In some sub‑samples, particular causes of death appear unusually high or low relative to others. However, these apparent anomalies are not consistent across all sub‑samples.
A cause that might be flagged as unusual in one sub‑sample often appears typical in another. This suggests that what may initially appear to be an anomaly can instead be the result of random sampling variation, rather than a meaningful underlying difference.
Despite variability, several patterns remain consistent across all sub‑samples:
Causes with the highest overall prevalence in the full dataset remain among the most common in each sub‑sample.
The general ordering of the most prevalent causes is relatively stable.
Rare causes do not become dominant in any sub‑sample.

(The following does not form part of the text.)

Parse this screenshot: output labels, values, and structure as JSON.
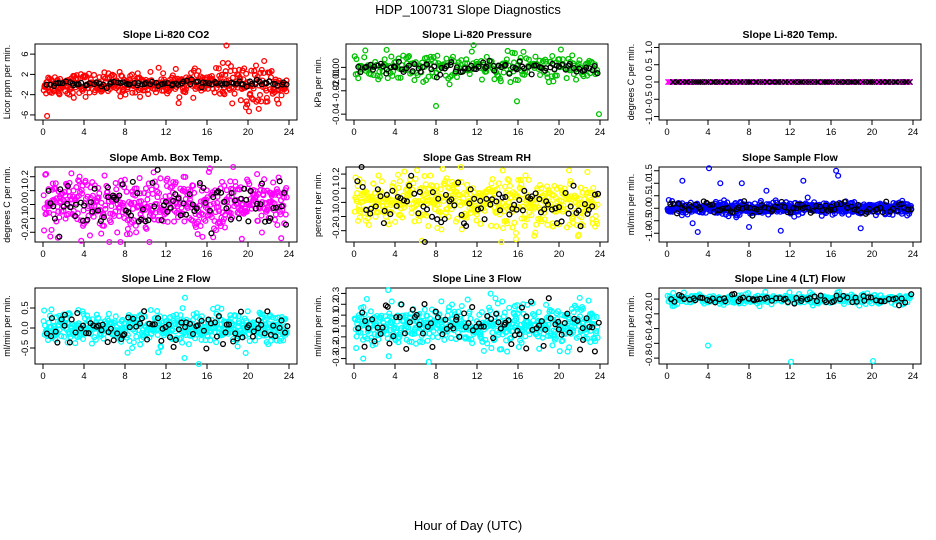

These consistencies suggest that strong signals in the data are robust to sampling variability, while weaker signals are more sensitive to which observations are included
ggplot(sample_cause_summary, aes(
x = total_deaths,
y = reorder(Cause.Name, total_deaths)
)) +
geom_col(fill = "steelblue") +
facet_wrap(~ sample_num, scales = "free_x") +
scale_x_continuous(
labels = label_number(scale = 1e-6, suffix = "M")
) +
labs(
title = "Total Deaths by Cause Across Random Sub‑Samples",
x = "Total Deaths (Millions)",
y = "Cause of Death"
) +
theme_minimal()
As the relative size of the sub‑samples increases (for example, moving from 10% to 25% or larger portions of the dataset), differences between sub‑samples become less pronounced. Larger samples more closely resemble the full dataset, making conclusions more stable and reducing the likelihood of observing misleading anomalies.
Smaller sub‑samples, by contrast, show greater variability and are more susceptible to random fluctuations that can distort interpretation.

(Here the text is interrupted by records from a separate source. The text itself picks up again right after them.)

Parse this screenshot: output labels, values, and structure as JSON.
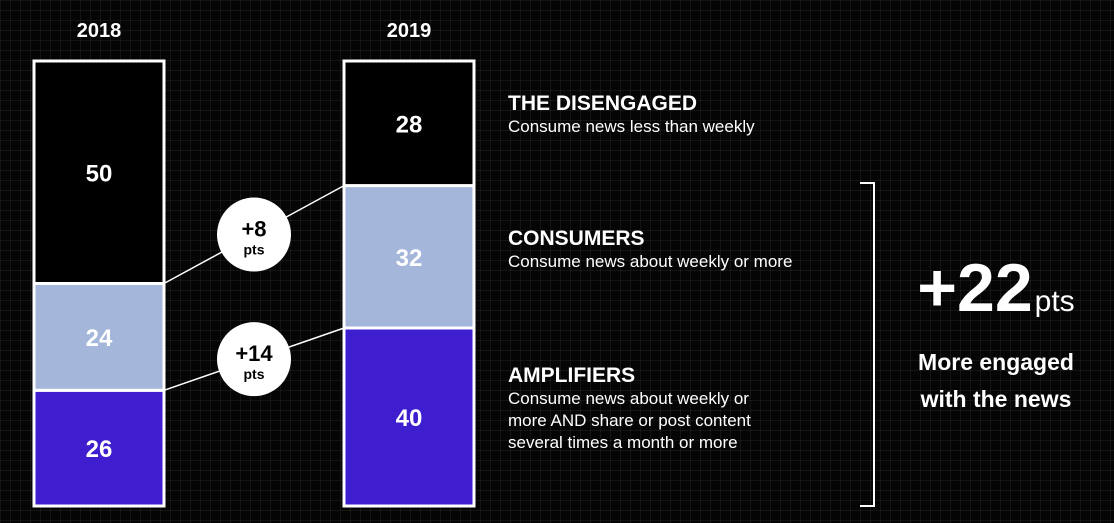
{
  "chart_data": {
    "type": "bar",
    "stacked": true,
    "categories": [
      "2018",
      "2019"
    ],
    "series": [
      {
        "name": "AMPLIFIERS",
        "values": [
          26,
          40
        ],
        "color": "#3f1ecf",
        "text_color": "#ffffff"
      },
      {
        "name": "CONSUMERS",
        "values": [
          24,
          32
        ],
        "color": "#a4b6da",
        "text_color": "#ffffff"
      },
      {
        "name": "THE DISENGAGED",
        "values": [
          50,
          28
        ],
        "color": "#000000",
        "text_color": "#ffffff"
      }
    ],
    "ylim": [
      0,
      100
    ],
    "changes": [
      {
        "series": "CONSUMERS",
        "value": "+8",
        "unit": "pts"
      },
      {
        "series": "AMPLIFIERS",
        "value": "+14",
        "unit": "pts"
      }
    ]
  },
  "legend": {
    "disengaged": {
      "title": "THE DISENGAGED",
      "desc": [
        "Consume news less than weekly"
      ]
    },
    "consumers": {
      "title": "CONSUMERS",
      "desc": [
        "Consume news about weekly or more"
      ]
    },
    "amplifiers": {
      "title": "AMPLIFIERS",
      "desc": [
        "Consume news about weekly or",
        "more AND share or post content",
        "several times a month or more"
      ]
    }
  },
  "total": {
    "value": "+22",
    "unit": "pts",
    "caption": [
      "More engaged",
      "with the news"
    ]
  }
}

sample_sizes <- c(0.10, 0.25, 0.75)
sample_size_comparison <- map_df(sample_sizes, function(frac) {
deaths |>
sample_n(size = frac * nrow(deaths), replace = TRUE) |>
filter(Cause.Name != "All causes") |>
group_by(Cause.Name) |>
summarise(
total_deaths = sum(Deaths),
.groups = "drop"
) |>
mutate(sample_frac = frac)
})
sample_size_comparison
## # A tibble: 30 × 3
## Cause.Name total_deaths sample_frac
## <chr> <int> <dbl>
## 1 Alzheimer's disease 270980 0.1
## 2 CLRD 682840 0.1
## 3 Cancer 2755335 0.1
## 4 Diabetes 137501 0.1
## 5 Heart disease 1920661 0.1
## 6 Influenza and pneumonia 149665 0.1
## 7 Kidney disease 64373 0.1
## 8 Stroke 1171963 0.1
## 9 Suicide 110540 0.1
## 10 Unintentional injuries 570291 0.1
## # ℹ 20 more rows
As sample size increases, variability in total deaths by cause decreases. Smaller samples exaggerate random fluctuations, while larger samples more closely resemble the full dataset. This reinforces the importance of sufficient sample size when drawing conclusions.
This investigation demonstrates that conclusions drawn from a single dataset may be sensitive to sampling uncertainty, especially when focusing on smaller groups or subtle differences. Apparent anomalies or strong patterns observed in one sample may not persist when the data is resampled.
As a result, conclusions should be framed cautiously and supported by repeated analyses, larger samples, or population‑adjusted measures such as age‑adjusted death rates.
This week’s data dive explored how random sampling variability can affect observed patterns, anomalies, and conclusions in data analysis. By simulating repeated data collection through random sub‑sampling, it became clear that not all observed differences reflect meaningful underlying structure.
The findings emphasize the importance of acknowledging uncertainty when interpreting results, particularly when working with observational data. Future analyses should consider robustness checks and repeated sampling to avoid over‑interpreting random variation as meaningful insight.